With the statement, Senator Omo- Agege is saying that that agitating for a brand new Constitution in Nigeria should jettison that dream.
According to him, the National Assembly has no powers to replace the current Constitution, but can only amend the same.
Speaking in Abuja when he hosted members of Alliance of Nigerian Patriots led by Ambassador Umunna Orjiako, Omo-Agege who chairs the Senate Adhoc Committee on Constitution Review, however, cited advanced democracies like the United States of America where Nigeria’s presidential system of government is fashioned after as well as Sections 8 and 9 of the 1999 Constitution (as amended), the lawmaker said what is obtainable is the piecemeal alteration of the Constitution.
He tasked the group to reach out to other stakeholders across the country.
Omo- Agege who urged those calling for a brand new Constitution to channel their energy towards participating actively in the ongoing amendment of the Constitution by the Ninth Assembly, said: “One of the issues you raised is the replacement of the 1999 Constitution. I am not so sure that we as a Parliament have the power to replace the Constitution. We can only make amendments. And it is explicit in Sections 8 and 9 of the Constitution on how we can do that and the requisite number of votes required.
“I say that because there are some top attorneys in this country, who for some reason, keep saying that we don’t even need any of this, that we should just bring a new Constitution. We can’t do that. What we are mandated to do by law is to look at those provisions and bring them up-to-date with global best practices, especially to the extent that it tallies with the views of the majority of Nigerians. So we are not in a position to replace this Constitution but we can only amend it.
“But, as I said, most of the issues you have raised here, like zones replacing states, that’s another euphemism for going back to the regions. We will look into that if that is what the majority of our people want.
“You talked about the devolution of powers.
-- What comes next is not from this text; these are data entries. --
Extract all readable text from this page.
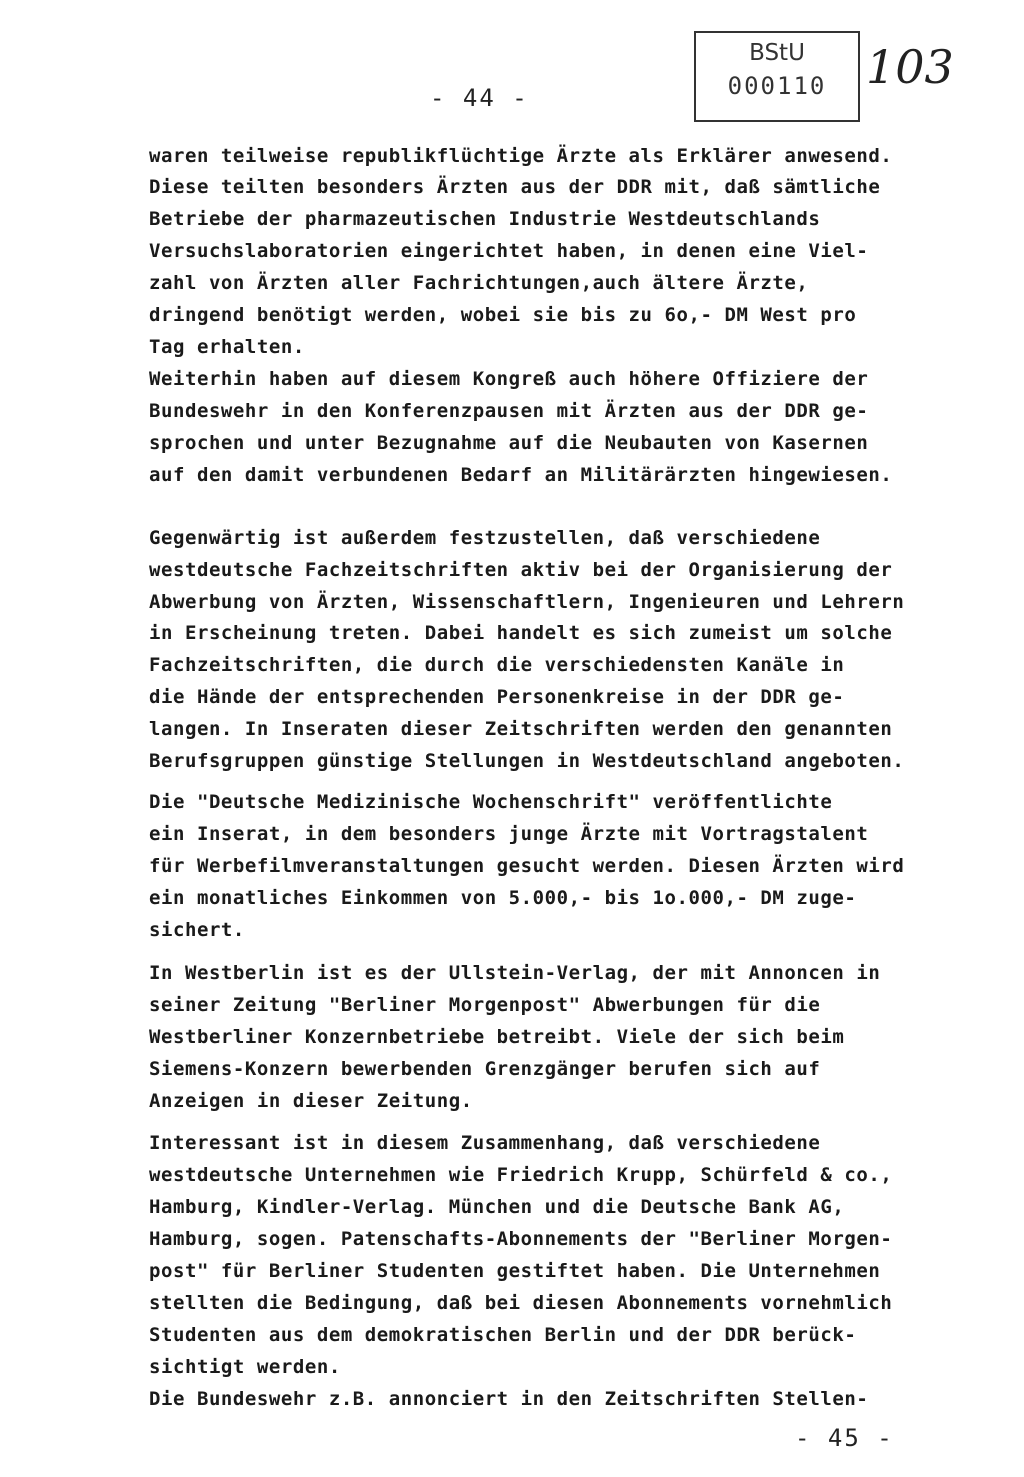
- 44 -
BStU
000110 103
waren teilweise republikflüchtige Ärzte als Erklärer anwesend.
Diese teilten besonders Ärzten aus der DDR mit, daß sämtliche
Betriebe der pharmazeutischen Industrie Westdeutschlands
Versuchslaboratorien eingerichtet haben, in denen eine Viel-
zahl von Ärzten aller Fachrichtungen,auch ältere Ärzte,
dringend benötigt werden, wobei sie bis zu 6o,- DM West pro
Tag erhalten.
Weiterhin haben auf diesem Kongreß auch höhere Offiziere der
Bundeswehr in den Konferenzpausen mit Ärzten aus der DDR ge-
sprochen und unter Bezugnahme auf die Neubauten von Kasernen
auf den damit verbundenen Bedarf an Militärärzten hingewiesen.
Gegenwärtig ist außerdem festzustellen, daß verschiedene
westdeutsche Fachzeitschriften aktiv bei der Organisierung der
Abwerbung von Ärzten, Wissenschaftlern, Ingenieuren und Lehrern
in Erscheinung treten. Dabei handelt es sich zumeist um solche
Fachzeitschriften, die durch die verschiedensten Kanäle in
die Hände der entsprechenden Personenkreise in der DDR ge-
langen. In Inseraten dieser Zeitschriften werden den genannten
Berufsgruppen günstige Stellungen in Westdeutschland angeboten.
Die "Deutsche Medizinische Wochenschrift" veröffentlichte
ein Inserat, in dem besonders junge Ärzte mit Vortragstalent
für Werbefilmveranstaltungen gesucht werden. Diesen Ärzten wird
ein monatliches Einkommen von 5.000,- bis 1o.000,- DM zuge-
sichert.
In Westberlin ist es der Ullstein-Verlag, der mit Annoncen in
seiner Zeitung "Berliner Morgenpost" Abwerbungen für die
Westberliner Konzernbetriebe betreibt. Viele der sich beim
Siemens-Konzern bewerbenden Grenzgänger berufen sich auf
Anzeigen in dieser Zeitung.
Interessant ist in diesem Zusammenhang, daß verschiedene
westdeutsche Unternehmen wie Friedrich Krupp, Schürfeld & co.,
Hamburg, Kindler-Verlag. München und die Deutsche Bank AG,
Hamburg, sogen. Patenschafts-Abonnements der "Berliner Morgen-
post" für Berliner Studenten gestiftet haben. Die Unternehmen
stellten die Bedingung, daß bei diesen Abonnements vornehmlich
Studenten aus dem demokratischen Berlin und der DDR berück-
sichtigt werden.
Die Bundeswehr z.B. annonciert in den Zeitschriften Stellen-
- 45 -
The preponderance of views we have received so far is that those 68 items are very wide and need to shed some weight and move them to the Concurrent Legislative List”.
The Deputy President of the Senate who expressed his opinion on the call by some persons for the scrapping of the upper legislative chamber said that the country cannot practice unicameral legislature considering its large population, adding, “One of the issues raised by #EndSARS Protesters was that they should abolish the Senate and merge us with the House of Representatives. We are not in a position to do that. Mr. President is not even in a position to do that as well. Because they believe that he can just by fiat say ‘Senate bye-bye. it will now be a National Assembly made up of only the House of Representatives’.
“But, as I said at a different forum, the President does not have such powers and I am not so sure that even we can legislate out the National Assembly.
“There are people who believe that yes, we had the 2014 confab report that has been ‘transmitted’ to the National Assembly and there is the El-Rufai Report on Restructuring, 2018, that has been transmitted to the National Assembly and that we should just take them to Mr. President for his assent and we have the Constitution amended.
“But that is not how things are done here. We are a country governed by laws and the grund norm is the Constitution. And the Constitution itself has spelt out what we can do and how we can do it”.
Earlier in his remarks, Ambassador Orjiakor called for the reconfiguration of the present 36 states structure into six zones as federating units, a drastic cut in the Exclusive Legislative List and expansion of the Concurrent Legislative List, reform of the National Assembly to a hybrid Presidential and Westminster systems, the abolition of security votes to be replaced by regular security budget allocations and electoral reforms to ensure a truly independent INEC.
He also called for limited immunity for entitled public officers in the Executive branch of government, provision for independent candidacy in all elections, creating a consensual balance between meritocracy and federal character among others.